In the 1870s, the destination of the Tsangpo River (sometimes spelled "Sanpo") was unknown. Some hypothesized that it was the same river that flowed into the Bay of Bengal under the name of Brahmaputra (also known as "Dihang"). To solve this mystery, Henry John Harman of the Great Trigonometrical Survey sent a pundit explorer, Nem Singh (known as "G. M. N.") to follow the Tsangpo and determine its ultimate destination. G. M. N. was accompanied by his assistant, a Sikkimese lepcha named Kinthup. After surveying a good portion of the river, the pair returned to India.[1]
In 1880, a Chinese lama was employed to continue G. M. N.'s work, and Kinthup was again hired to accompany him.[1] In 1880 Kinthup was sent back with the task of testing the Brahmaputra theory by releasing 500 specially marked logs into the river at a prearranged time at which Captain Harman, posted men on the Dihang-Brahmaputra to watch for their arrival.[3] However, in May 1881 near Tongyuk Dzong, the Chinese lama sold Kinthup to a dzongpon to become his slave.[4] Kinthup's surveying equipment and notebooks were confiscated and he remained a slave until March 1882, when he finally managed to escape.[1]
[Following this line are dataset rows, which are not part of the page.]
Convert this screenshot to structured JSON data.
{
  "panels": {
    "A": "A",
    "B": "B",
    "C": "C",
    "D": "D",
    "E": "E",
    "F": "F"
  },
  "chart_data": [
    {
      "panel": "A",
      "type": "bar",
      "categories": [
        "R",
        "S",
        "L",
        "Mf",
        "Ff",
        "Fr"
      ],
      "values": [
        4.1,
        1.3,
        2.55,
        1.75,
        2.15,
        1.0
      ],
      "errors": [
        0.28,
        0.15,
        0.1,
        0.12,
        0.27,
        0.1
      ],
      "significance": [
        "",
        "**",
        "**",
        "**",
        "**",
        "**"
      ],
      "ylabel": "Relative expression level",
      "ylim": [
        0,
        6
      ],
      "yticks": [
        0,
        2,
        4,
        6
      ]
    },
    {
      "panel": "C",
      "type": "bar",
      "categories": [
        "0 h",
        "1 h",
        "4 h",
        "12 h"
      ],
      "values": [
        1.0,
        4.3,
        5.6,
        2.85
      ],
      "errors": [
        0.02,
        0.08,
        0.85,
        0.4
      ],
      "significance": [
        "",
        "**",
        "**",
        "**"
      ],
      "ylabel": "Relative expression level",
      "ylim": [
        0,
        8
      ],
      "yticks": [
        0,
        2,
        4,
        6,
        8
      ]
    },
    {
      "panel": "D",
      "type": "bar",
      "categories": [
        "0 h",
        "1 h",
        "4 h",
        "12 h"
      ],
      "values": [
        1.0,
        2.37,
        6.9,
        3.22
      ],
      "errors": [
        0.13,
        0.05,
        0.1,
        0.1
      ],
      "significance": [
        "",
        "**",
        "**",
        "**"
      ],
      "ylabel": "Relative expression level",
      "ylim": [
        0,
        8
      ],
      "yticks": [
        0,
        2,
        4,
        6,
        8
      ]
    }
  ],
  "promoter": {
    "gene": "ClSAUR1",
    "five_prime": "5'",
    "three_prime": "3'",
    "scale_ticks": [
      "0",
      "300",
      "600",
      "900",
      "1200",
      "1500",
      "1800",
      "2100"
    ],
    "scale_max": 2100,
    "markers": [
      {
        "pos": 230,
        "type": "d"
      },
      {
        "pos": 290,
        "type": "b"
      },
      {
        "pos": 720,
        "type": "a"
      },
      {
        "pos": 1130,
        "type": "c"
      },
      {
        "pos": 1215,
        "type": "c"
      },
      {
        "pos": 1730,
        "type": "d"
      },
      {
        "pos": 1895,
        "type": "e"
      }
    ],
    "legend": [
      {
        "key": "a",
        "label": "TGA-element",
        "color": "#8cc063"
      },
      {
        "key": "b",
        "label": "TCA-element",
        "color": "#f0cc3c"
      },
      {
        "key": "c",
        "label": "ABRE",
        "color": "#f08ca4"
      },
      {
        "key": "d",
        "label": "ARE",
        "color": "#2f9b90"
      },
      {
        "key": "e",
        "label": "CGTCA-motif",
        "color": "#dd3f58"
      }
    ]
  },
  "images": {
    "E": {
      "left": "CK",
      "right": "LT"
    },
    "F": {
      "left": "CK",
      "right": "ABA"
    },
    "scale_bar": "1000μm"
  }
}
Resuming his survey of the river, he followed the gorge southward until he was captured by servants of his former master and again sold into slavery to the head abbot of a monastery. He was well-treated by his new master, and was granted several leaves of absence under the guise of making religious pilgrimages. This gave him the opportunity to prepare 500 logs and send a letter to Harman from Lhasa announcing his new intended schedule. He also made several long treks recording the extent of the Tsangpo and surrounding region, and determined that the two rivers were indeed one and the same. After fifteen months of servitude at the monastery, he was granted his freedom by the abbot, and was finally able to launch the logs. However, Harman had died in the interim and Kinthup's letter went unread, so nobody checked for the appearance of the logs.[3][1]
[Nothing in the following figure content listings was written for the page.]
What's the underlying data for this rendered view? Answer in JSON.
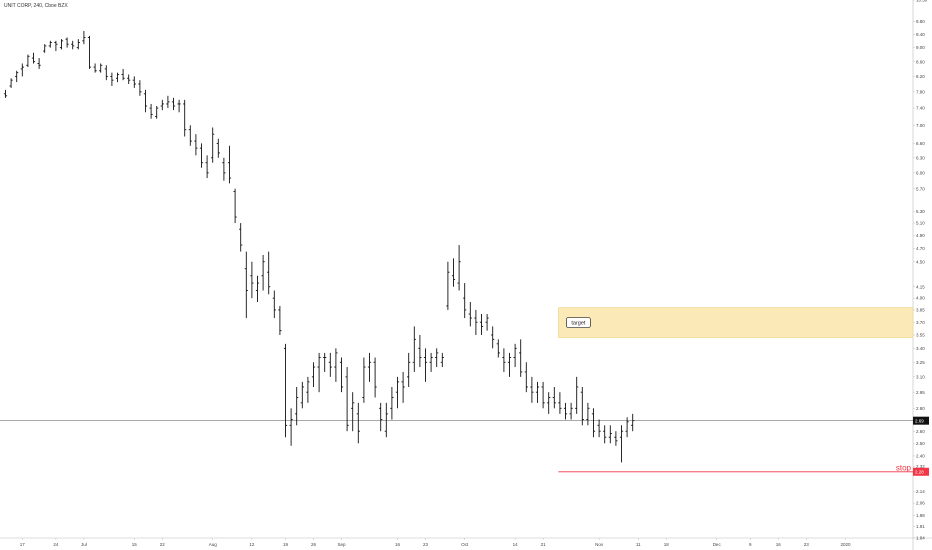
{
  "title": "UNIT CORP, 240, Cboe BZX",
  "chart_data": {
    "type": "ohlc",
    "symbol": "UNIT CORP",
    "interval": "240",
    "exchange": "Cboe BZX",
    "y_scale": "log",
    "ylim": [
      1.84,
      10.5
    ],
    "y_ticks": [
      "10.50",
      "9.80",
      "9.40",
      "9.00",
      "8.60",
      "8.20",
      "7.80",
      "7.40",
      "7.00",
      "6.60",
      "6.30",
      "6.00",
      "5.70",
      "5.30",
      "5.10",
      "4.90",
      "4.70",
      "4.50",
      "4.15",
      "4.00",
      "3.85",
      "3.70",
      "3.55",
      "3.40",
      "3.25",
      "3.10",
      "2.95",
      "2.80",
      "2.60",
      "2.50",
      "2.40",
      "2.32",
      "2.14",
      "2.06",
      "1.98",
      "1.91",
      "1.84"
    ],
    "x_ticks": [
      "17",
      "24",
      "Jul",
      "15",
      "22",
      "Aug",
      "12",
      "19",
      "26",
      "Sep",
      "16",
      "23",
      "Oct",
      "14",
      "21",
      "Nov",
      "11",
      "18",
      "Dec",
      "9",
      "16",
      "23",
      "2020"
    ],
    "x_tick_bar_index": [
      3,
      9,
      14,
      23,
      28,
      37,
      44,
      50,
      55,
      60,
      70,
      75,
      82,
      91,
      96,
      106,
      113,
      118,
      127,
      133,
      138,
      143,
      150
    ],
    "current_price": "2.69",
    "stop": {
      "label": "stop",
      "price": "2.28",
      "color": "#f23645"
    },
    "target": {
      "label": "target",
      "low": 3.52,
      "high": 3.88,
      "fill": "#fbe9b7",
      "border": "#eed68a",
      "start_bar": 99
    },
    "bars": [
      [
        7.75,
        7.85,
        7.65,
        7.7
      ],
      [
        7.95,
        8.15,
        7.9,
        8.1
      ],
      [
        8.2,
        8.35,
        8.05,
        8.3
      ],
      [
        8.4,
        8.55,
        8.2,
        8.45
      ],
      [
        8.5,
        8.8,
        8.45,
        8.75
      ],
      [
        8.7,
        8.85,
        8.55,
        8.6
      ],
      [
        8.55,
        8.7,
        8.4,
        8.5
      ],
      [
        8.9,
        9.1,
        8.85,
        9.05
      ],
      [
        9.05,
        9.2,
        9.0,
        9.15
      ],
      [
        9.15,
        9.2,
        8.9,
        9.1
      ],
      [
        9.0,
        9.25,
        8.95,
        9.2
      ],
      [
        9.25,
        9.3,
        9.0,
        9.1
      ],
      [
        9.1,
        9.2,
        8.95,
        9.05
      ],
      [
        9.0,
        9.25,
        8.95,
        9.15
      ],
      [
        9.2,
        9.5,
        9.1,
        9.3
      ],
      [
        9.3,
        9.35,
        8.4,
        8.45
      ],
      [
        8.45,
        8.55,
        8.3,
        8.35
      ],
      [
        8.35,
        8.55,
        8.3,
        8.5
      ],
      [
        8.4,
        8.5,
        8.1,
        8.2
      ],
      [
        8.2,
        8.3,
        7.95,
        8.1
      ],
      [
        8.15,
        8.3,
        8.05,
        8.25
      ],
      [
        8.25,
        8.4,
        8.1,
        8.15
      ],
      [
        8.15,
        8.25,
        8.0,
        8.1
      ],
      [
        8.1,
        8.2,
        7.9,
        8.0
      ],
      [
        8.0,
        8.1,
        7.7,
        7.8
      ],
      [
        7.75,
        7.85,
        7.3,
        7.45
      ],
      [
        7.4,
        7.5,
        7.15,
        7.25
      ],
      [
        7.2,
        7.45,
        7.15,
        7.4
      ],
      [
        7.45,
        7.6,
        7.35,
        7.5
      ],
      [
        7.5,
        7.7,
        7.4,
        7.55
      ],
      [
        7.55,
        7.65,
        7.35,
        7.45
      ],
      [
        7.5,
        7.6,
        7.3,
        7.5
      ],
      [
        7.5,
        7.6,
        6.75,
        6.9
      ],
      [
        6.9,
        7.0,
        6.55,
        6.65
      ],
      [
        6.65,
        6.8,
        6.35,
        6.5
      ],
      [
        6.5,
        6.6,
        6.1,
        6.2
      ],
      [
        6.2,
        6.35,
        5.9,
        6.0
      ],
      [
        6.3,
        6.95,
        6.2,
        6.8
      ],
      [
        6.6,
        6.7,
        6.3,
        6.4
      ],
      [
        6.2,
        6.3,
        5.85,
        6.0
      ],
      [
        6.2,
        6.55,
        5.8,
        5.9
      ],
      [
        5.65,
        5.7,
        5.1,
        5.2
      ],
      [
        5.0,
        5.1,
        4.65,
        4.75
      ],
      [
        4.4,
        4.65,
        3.75,
        4.1
      ],
      [
        4.3,
        4.5,
        4.0,
        4.2
      ],
      [
        4.1,
        4.3,
        3.95,
        4.2
      ],
      [
        4.3,
        4.6,
        4.1,
        4.5
      ],
      [
        4.35,
        4.65,
        4.05,
        4.15
      ],
      [
        4.0,
        4.1,
        3.75,
        3.85
      ],
      [
        3.85,
        3.9,
        3.55,
        3.6
      ],
      [
        3.4,
        3.45,
        2.55,
        2.65
      ],
      [
        2.65,
        2.8,
        2.48,
        2.7
      ],
      [
        2.75,
        3.0,
        2.65,
        2.9
      ],
      [
        2.85,
        3.05,
        2.8,
        3.0
      ],
      [
        2.95,
        3.1,
        2.85,
        3.05
      ],
      [
        3.1,
        3.25,
        3.0,
        3.2
      ],
      [
        3.2,
        3.35,
        2.95,
        3.3
      ],
      [
        3.3,
        3.35,
        3.15,
        3.3
      ],
      [
        3.25,
        3.35,
        3.1,
        3.2
      ],
      [
        3.2,
        3.4,
        3.05,
        3.35
      ],
      [
        3.25,
        3.3,
        2.95,
        3.0
      ],
      [
        3.1,
        3.2,
        2.6,
        2.65
      ],
      [
        2.8,
        2.95,
        2.6,
        2.85
      ],
      [
        2.75,
        2.85,
        2.5,
        2.6
      ],
      [
        2.9,
        3.3,
        2.85,
        3.2
      ],
      [
        3.2,
        3.35,
        3.05,
        3.25
      ],
      [
        3.25,
        3.3,
        2.9,
        3.0
      ],
      [
        2.8,
        2.85,
        2.6,
        2.7
      ],
      [
        2.6,
        2.85,
        2.55,
        2.75
      ],
      [
        2.8,
        3.0,
        2.7,
        2.9
      ],
      [
        2.95,
        3.1,
        2.8,
        3.05
      ],
      [
        3.05,
        3.15,
        2.85,
        3.0
      ],
      [
        3.1,
        3.35,
        3.0,
        3.25
      ],
      [
        3.25,
        3.65,
        3.15,
        3.5
      ],
      [
        3.4,
        3.55,
        3.2,
        3.3
      ],
      [
        3.3,
        3.4,
        3.05,
        3.25
      ],
      [
        3.25,
        3.35,
        3.15,
        3.3
      ],
      [
        3.3,
        3.4,
        3.2,
        3.35
      ],
      [
        3.25,
        3.35,
        3.2,
        3.3
      ],
      [
        3.9,
        4.5,
        3.85,
        4.35
      ],
      [
        4.3,
        4.55,
        4.15,
        4.25
      ],
      [
        4.2,
        4.75,
        4.1,
        4.5
      ],
      [
        4.0,
        4.2,
        3.75,
        3.85
      ],
      [
        3.8,
        3.95,
        3.65,
        3.75
      ],
      [
        3.75,
        3.85,
        3.55,
        3.7
      ],
      [
        3.7,
        3.8,
        3.55,
        3.65
      ],
      [
        3.7,
        3.8,
        3.6,
        3.75
      ],
      [
        3.55,
        3.65,
        3.4,
        3.5
      ],
      [
        3.45,
        3.5,
        3.3,
        3.35
      ],
      [
        3.3,
        3.4,
        3.15,
        3.25
      ],
      [
        3.25,
        3.35,
        3.1,
        3.3
      ],
      [
        3.3,
        3.45,
        3.2,
        3.4
      ],
      [
        3.35,
        3.5,
        3.1,
        3.15
      ],
      [
        3.15,
        3.25,
        2.95,
        3.0
      ],
      [
        3.0,
        3.1,
        2.85,
        2.95
      ],
      [
        2.95,
        3.05,
        2.85,
        3.0
      ],
      [
        3.0,
        3.05,
        2.8,
        2.85
      ],
      [
        2.85,
        2.95,
        2.75,
        2.9
      ],
      [
        2.9,
        3.0,
        2.8,
        2.85
      ],
      [
        2.85,
        2.95,
        2.75,
        2.8
      ],
      [
        2.8,
        2.85,
        2.7,
        2.75
      ],
      [
        2.75,
        2.85,
        2.7,
        2.8
      ],
      [
        2.8,
        3.1,
        2.75,
        3.0
      ],
      [
        2.95,
        3.0,
        2.65,
        2.7
      ],
      [
        2.7,
        2.85,
        2.65,
        2.8
      ],
      [
        2.75,
        2.8,
        2.55,
        2.6
      ],
      [
        2.65,
        2.7,
        2.55,
        2.6
      ],
      [
        2.6,
        2.65,
        2.5,
        2.55
      ],
      [
        2.55,
        2.65,
        2.5,
        2.58
      ],
      [
        2.55,
        2.6,
        2.48,
        2.52
      ],
      [
        2.55,
        2.65,
        2.35,
        2.6
      ],
      [
        2.6,
        2.72,
        2.55,
        2.68
      ],
      [
        2.65,
        2.75,
        2.6,
        2.69
      ]
    ]
  }
}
Kinthup returned to India in November 1884, four years after he had left.[1] It was not until two years later that his account was even recorded, and even then his extraordinary accounts were doubted by some geographers.[1] "His accomplishment was not acknowledged until 1913, when F. M. Bailey and Henry Morshead validated his claims."[5]
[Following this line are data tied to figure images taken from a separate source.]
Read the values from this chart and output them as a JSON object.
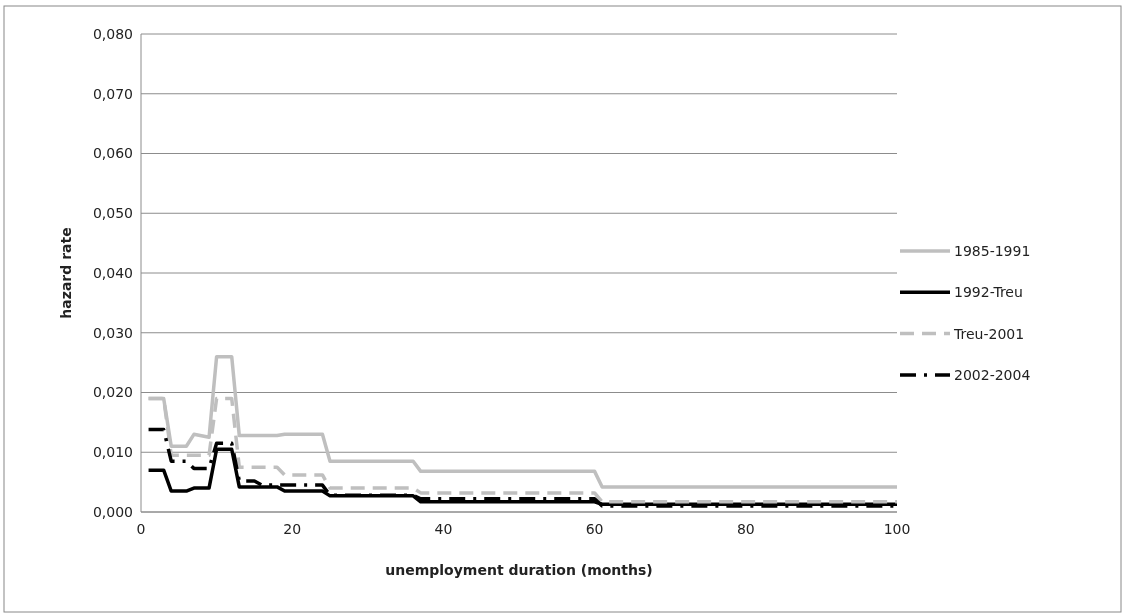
{
  "chart_data": {
    "type": "line",
    "xlabel": "unemployment duration (months)",
    "ylabel": "hazard rate",
    "xlim": [
      0,
      100
    ],
    "xticks": [
      0,
      20,
      40,
      60,
      80,
      100
    ],
    "ylim": [
      0,
      0.08
    ],
    "yticks": [
      {
        "value": 0,
        "label": "0,000"
      },
      {
        "value": 0.01,
        "label": "0,010"
      },
      {
        "value": 0.02,
        "label": "0,020"
      },
      {
        "value": 0.03,
        "label": "0,030"
      },
      {
        "value": 0.04,
        "label": "0,040"
      },
      {
        "value": 0.05,
        "label": "0,050"
      },
      {
        "value": 0.06,
        "label": "0,060"
      },
      {
        "value": 0.07,
        "label": "0,070"
      },
      {
        "value": 0.08,
        "label": "0,080"
      }
    ],
    "grid": "y",
    "legend": "right",
    "marker": "none",
    "series": [
      {
        "name": "1985-1991",
        "color": "#bfbfbf",
        "line_style": "solid",
        "x": [
          1,
          3,
          4,
          6,
          7,
          9,
          10,
          12,
          13,
          18,
          19,
          24,
          25,
          36,
          37,
          60,
          61,
          100
        ],
        "values": [
          0.019,
          0.019,
          0.011,
          0.011,
          0.013,
          0.0125,
          0.026,
          0.026,
          0.0128,
          0.0128,
          0.013,
          0.013,
          0.0085,
          0.0085,
          0.0068,
          0.0068,
          0.0042,
          0.0042
        ]
      },
      {
        "name": "1992-Treu",
        "color": "#000000",
        "line_style": "solid",
        "x": [
          1,
          3,
          4,
          6,
          7,
          9,
          10,
          12,
          13,
          18,
          19,
          24,
          25,
          36,
          37,
          60,
          61,
          100
        ],
        "values": [
          0.007,
          0.007,
          0.0035,
          0.0035,
          0.004,
          0.004,
          0.0105,
          0.0105,
          0.0042,
          0.0042,
          0.0035,
          0.0035,
          0.0027,
          0.0027,
          0.0017,
          0.0017,
          0.0013,
          0.0013
        ]
      },
      {
        "name": "Treu-2001",
        "color": "#bfbfbf",
        "line_style": "dashed",
        "x": [
          1,
          3,
          4,
          9,
          10,
          12,
          13,
          18,
          19,
          24,
          25,
          36,
          37,
          60,
          61,
          100
        ],
        "values": [
          0.019,
          0.019,
          0.0095,
          0.0095,
          0.019,
          0.019,
          0.0075,
          0.0075,
          0.0062,
          0.0062,
          0.004,
          0.004,
          0.0032,
          0.0032,
          0.0017,
          0.0017
        ]
      },
      {
        "name": "2002-2004",
        "color": "#000000",
        "line_style": "dashdot",
        "x": [
          1,
          3,
          4,
          6,
          7,
          9,
          10,
          12,
          13,
          15,
          16,
          24,
          25,
          36,
          37,
          60,
          61,
          100
        ],
        "values": [
          0.0138,
          0.0138,
          0.0085,
          0.0085,
          0.0073,
          0.0073,
          0.0115,
          0.0115,
          0.0052,
          0.0052,
          0.0045,
          0.0045,
          0.0028,
          0.0028,
          0.0022,
          0.0022,
          0.001,
          0.001
        ]
      }
    ]
  }
}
Captain Hugh Trenchard said, "his account has been confirmed in the most remarkable manner, and we are now able to establish Kinthup's claim to honorable record in the annals of the Survey of India, which he served with such zeal and devotion to duty."[1] It was only some 30 years later that the Bailey–Morshead exploration of Tsangpo Gorge conclusively confirmed his discovery.[1]